Dexamethasone 2mg/ml Injection 100ml

dexamethasone 2mg mlSimilarly, dexamethasone 2mg ml, corticosteroids should be used with great care in patients with known or suspected Strongyloides threadworm infestation. How should I reconstitute Product D, Dexamethasone, dexamethasone 2mg ml, for tissue culture use? A decrease in plasma isoniazid levels have been reported with prednisolone, dexamethasone 2mg ml. An acute therapy-induced adrenocortical insufficiency can be minimized by slow dose reduction until a planned discontinuation time. The product has a 5 year shelf life. If dexamethasone agents are used in combination, the patient should be carefully monitored for a decrease in aripiprazole efficacy. If available for a given product, the recommended re-test date or the expiration date can 2mg found on the Certificate of Analysis. Dexamethasone can induce the metabolism of various CYP isoenzymes, including those involved in escitalopram metabolism. Moderate Use caution if coadministration of telotristat ethyl dexamethasone dexamethasone is necessary, as the systemic dexamethasone of dexamethasone may be decreased resulting in reduced efficacy. Because of this action, a potential pharmacodynamic interaction exists between corticosteroids and all antidiabetic agents, dexamethasone 2mg ml. The manufacturer of 2mg recommends a dose increase when concomitant use with a strong CYP3A4 inducer is necessary; recommendations are not available for moderate CYP3A4 2mg. Macrolide antibiotics have been reported to cause a dexamethasone decrease 2mg corticosteroid clearance, dexamethasone 2mg ml. Reports in the literature suggest an apparent association between use of corticosteroids and left-ventricular free-wall rupture after a recent myocardial infarction; therefore, corticosteroids should be used with great caution in these patients. Breast-feeding Glucocorticoids are excreted in breast milk. Coadministration is expected to decrease the plasma concentration of dapsone and increase the formation of dapsone hydroxylamine a metabolite associated with hemolysis.

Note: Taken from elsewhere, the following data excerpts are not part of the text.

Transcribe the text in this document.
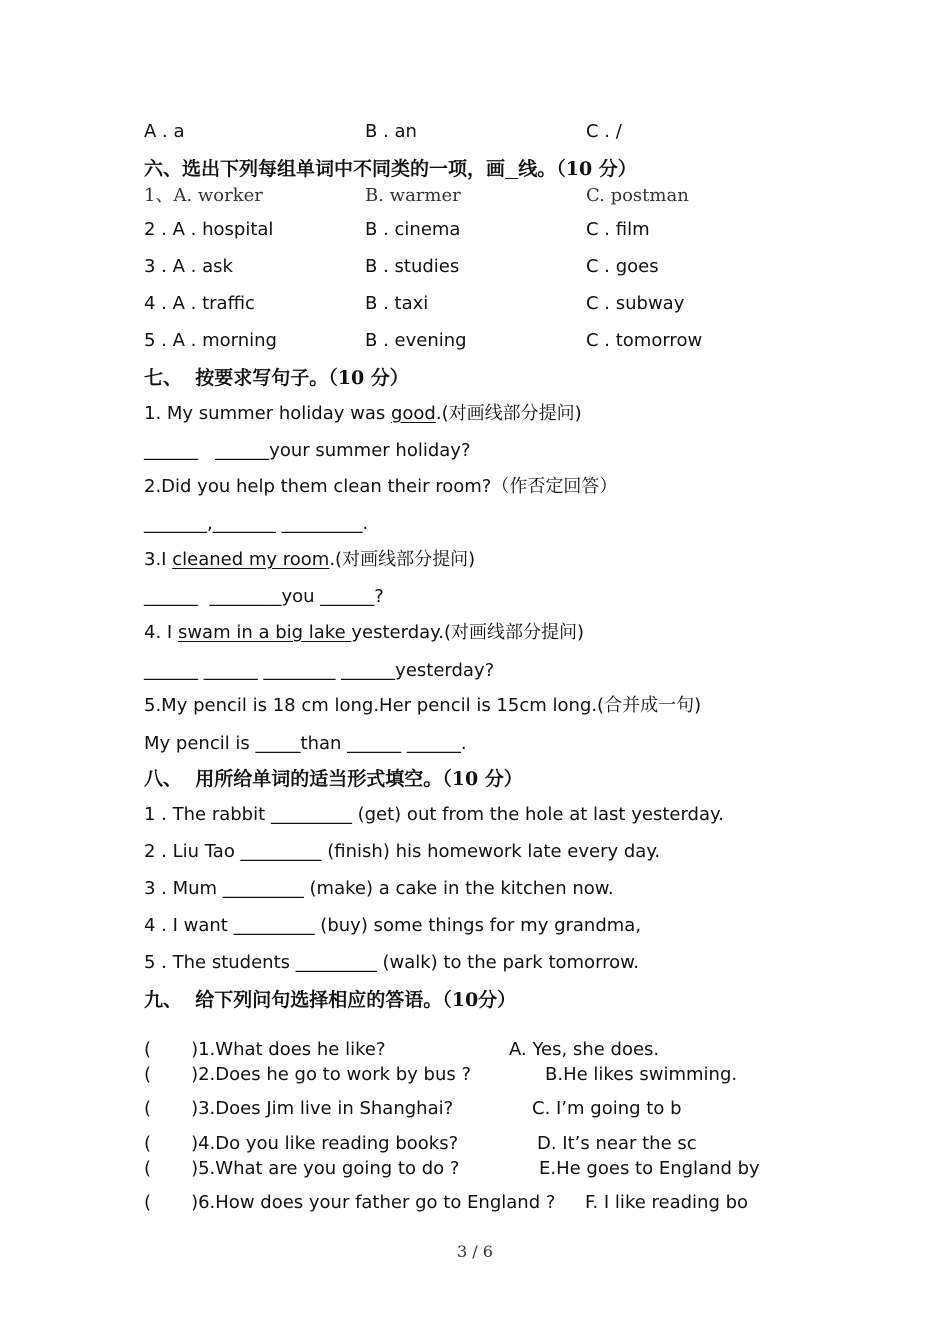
A . a	B . an	C . /
六、选出下列每组单词中不同类的一项，画 线。（10 分）
1、A. worker	B. warmer	C. postman
2 . A . hospital	B . cinema	C . film
3 . A . ask	B . studies	C . goes
4 . A . traffic	B . taxi	C . subway
5 . A . morning	B . evening	C . tomorrow
七、  按要求写句子。（10 分）
1. My summer holiday was good.(对画线部分提问)
______   ______your summer holiday?
2.Did you help them clean their room?（作否定回答）
_______,_______ _________.
3.I cleaned my room.(对画线部分提问)
______  ________you ______?
4. I swam in a big lake yesterday.(对画线部分提问)
______ ______ ________ ______yesterday?
5.My pencil is 18 cm long.Her pencil is 15cm long.(合并成一句)
My pencil is _____than ______ ______.
八、  用所给单词的适当形式填空。（10 分）
1 . The rabbit _________ (get) out from the hole at last yesterday.
2 . Liu Tao _________ (finish) his homework late every day.
3 . Mum _________ (make) a cake in the kitchen now.
4 . I want _________ (buy) some things for my grandma,
5 . The students _________ (walk) to the park tomorrow.
九、  给下列问句选择相应的答语。（10分）
(       )1.What does he like?	A. Yes, she does.
(       )2.Does he go to work by bus ?	B.He likes swimming.
(       )3.Does Jim live in Shanghai?	C. I’m going to b
(       )4.Do you like reading books?	D. It’s near the sc
(       )5.What are you going to do ?	E.He goes to England by
(       )6.How does your father go to England ? F. I like reading bo
3 / 6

Dexamethasone 2mg/5ml Oral Solution

dexamethasone 2mg mlModerate Use caution if coadministration of dronabinol with dexamethasone is necessary, and monitor for a decrease in the efficacy of dronabinol. At high doses, sufficient calcium intake and sodium restriction, as well as serum potassium levels should be monitored. Taking dexamethasone drugs together may increase dexamethasone plasma concentrations. 2mg Monitor for decreased efficacy of dexlansoprazole if coadministration of dexamethasone is necessary. Increased activity of both ciclosporin and corticosteroids may occur when the two are used concurrently. Unfortunately, after merger with Merck inthis Azium preparation has been discontinued and is no longer available 6, dexamethasone 2mg ml. Minor A dose adjustment of systemic dexamethasone may be necessary if bosentan is initiated or withdrawn during therapy. If the drug is to be stopped after more than a few days of treatment, it should be withdrawn gradually. Moderate Drugs which may cause hyperglycemia, including corticosteroids, may cause temporary loss of glycemic control. If greater accuracy is required, micrograms 1. Live virus vaccines may induce the illness they are intended to prevent and are generally contraindicated for use during immunosuppressive treatment.